Вопреки нескончаемым сомнениям, одолевавшим Кьеркегора, у него не было сомнения в одном: в своей гениальности. «Я отлично знаю, — утверждал он уже в начале своей литературной карьеры, — что в данный момент я самая одаренная голова среди всей молодежи...» (7, 164). А через пять лет: «То, что я являюсь писателем, который безусловно окажет честь Дании, это твердо установлено...» (7, 315). И еще год спустя: «О, после моей смерти одного „Страха и трепета“ будет достаточно, чтобы сделать мое имя бессмертным» (7, 409). А в посмертно изданном произведении «Взгляды на мою литературную деятельность» мы читаем: «Если моему времени не суждено меня понять, ну что же, я принадлежу в таком случае истории...» (6, 33, 91).

Так оно и было. Современники отвергли его. Пренебрежение и даже презрение были его прижизненным уделом. «Премудрые кумушки считают меня помешанным...» (цит. по: 89, 124). Его главное философское произведение — «Заключительное ненаучное послесловие» не вызвало ни малейшего интереса и разошлось тиражом в 50 экземпляров. А «Философские крохи», пространным комментарием к которым было это произведение, по собственному свидетельству Кьеркегора, «безо всякого препирательства, без крово-, без чернилопролития эта работа осталась незамеченной, нигде не обсуждалась, нигде не упоминалась...» (6, 16, I, 3). Какую роль сыграло учение Кьеркегора в последующей истории философии — к этому вопросу мы обратимся после того, как по существу познакомимся с этим учением.

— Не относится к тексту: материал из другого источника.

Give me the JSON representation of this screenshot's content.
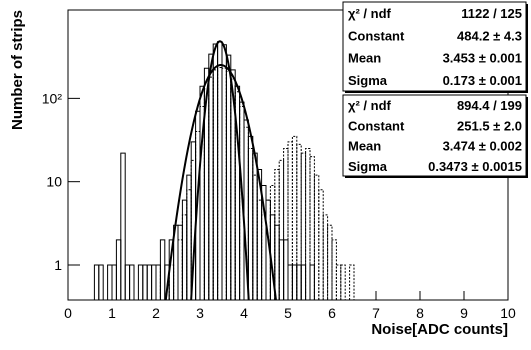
{
  "chart_data": {
    "type": "histogram",
    "xlabel": "Noise[ADC counts]",
    "ylabel": "Number of strips",
    "xlim": [
      0,
      10
    ],
    "xticks": [
      0,
      1,
      2,
      3,
      4,
      5,
      6,
      7,
      8,
      9,
      10
    ],
    "ylim": [
      0.38,
      1150
    ],
    "yticks": [
      1,
      10,
      {
        "value": 100,
        "label": "10²"
      }
    ],
    "log_y": true,
    "bins": [
      0.5,
      0.6,
      0.7,
      0.8,
      0.9,
      1.0,
      1.1,
      1.2,
      1.3,
      1.4,
      1.5,
      1.6,
      1.7,
      1.8,
      1.9,
      2.0,
      2.1,
      2.2,
      2.3,
      2.4,
      2.5,
      2.6,
      2.7,
      2.8,
      2.9,
      3.0,
      3.1,
      3.2,
      3.3,
      3.4,
      3.5,
      3.6,
      3.7,
      3.8,
      3.9,
      4.0,
      4.1,
      4.2,
      4.3,
      4.4,
      4.5,
      4.6,
      4.7,
      4.8,
      4.9,
      5.0,
      5.1,
      5.2,
      5.3,
      5.4,
      5.5,
      5.6,
      5.7,
      5.8,
      5.9,
      6.0,
      6.1,
      6.2,
      6.3,
      6.4,
      6.5
    ],
    "series": [
      {
        "color": "#000000",
        "style": "solid",
        "values": [
          null,
          1,
          1,
          null,
          1,
          1,
          2,
          22,
          1,
          1,
          null,
          1,
          1,
          1,
          1,
          1,
          2,
          1,
          2,
          3,
          3,
          6,
          12,
          30,
          70,
          140,
          230,
          340,
          450,
          480,
          440,
          330,
          220,
          140,
          90,
          55,
          35,
          22,
          14,
          9,
          6,
          4,
          3,
          2,
          2,
          1,
          1,
          1,
          1,
          null,
          1,
          null,
          null,
          null,
          null,
          null,
          null,
          null,
          null,
          null
        ]
      },
      {
        "color": "#000000",
        "style": "dashed",
        "values": [
          null,
          null,
          null,
          null,
          null,
          null,
          null,
          null,
          null,
          null,
          null,
          null,
          null,
          null,
          null,
          1,
          null,
          null,
          1,
          null,
          2,
          4,
          8,
          18,
          40,
          80,
          130,
          180,
          220,
          235,
          230,
          210,
          170,
          120,
          80,
          45,
          25,
          12,
          6,
          4,
          6,
          9,
          14,
          18,
          25,
          30,
          35,
          28,
          22,
          25,
          20,
          12,
          8,
          4,
          3,
          2,
          1,
          1,
          null,
          1
        ]
      }
    ],
    "fits": [
      {
        "constant": 484.2,
        "mean": 3.453,
        "sigma": 0.173
      },
      {
        "constant": 251.5,
        "mean": 3.474,
        "sigma": 0.3473
      }
    ],
    "stats": [
      {
        "rows": [
          [
            "χ² / ndf",
            "1122 / 125"
          ],
          [
            "Constant",
            "484.2 ± 4.3"
          ],
          [
            "Mean",
            "3.453 ± 0.001"
          ],
          [
            "Sigma",
            "0.173 ± 0.001"
          ]
        ]
      },
      {
        "rows": [
          [
            "χ² / ndf",
            "894.4 / 199"
          ],
          [
            "Constant",
            "251.5 ± 2.0"
          ],
          [
            "Mean",
            "3.474 ± 0.002"
          ],
          [
            "Sigma",
            "0.3473 ± 0.0015"
          ]
        ]
      }
    ]
  }
}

Последние годы жизни ознаменовались неудержимым бунтом этого религиозного фанатика против современной ему протестантской церкви, против царящих в ней нравов и обычаев, религиозного лицемерия и формальной обрядности. На страницах предпринятого им на последние оставшиеся от отцовского наследства средства издания воинственного антиклерикального листка «Мгновение» Кьеркегор с негодованием обрушился на официальные церковные установления и их блюстителей, предавших заветы Иисуса Христа. Особенно резким нападкам подвергся глава датской церкви. Клерикалы пришли в бешенство. Последний (десятый) подготовленный Кьеркегором номер не вышел в свет. Огромное нервное возбуждение не прошло бесследно. Кьеркегор, потеряв сознание, упал на улице и через несколько дней, отказавшись от причастия, скончался в возрасте 42 лет. Это произошло 11 ноября 1855 года. Своей надгробной эпитафией он задолго до смерти избрал: «Тот Единичный (hiin Enkelte)» (6, 33, 113).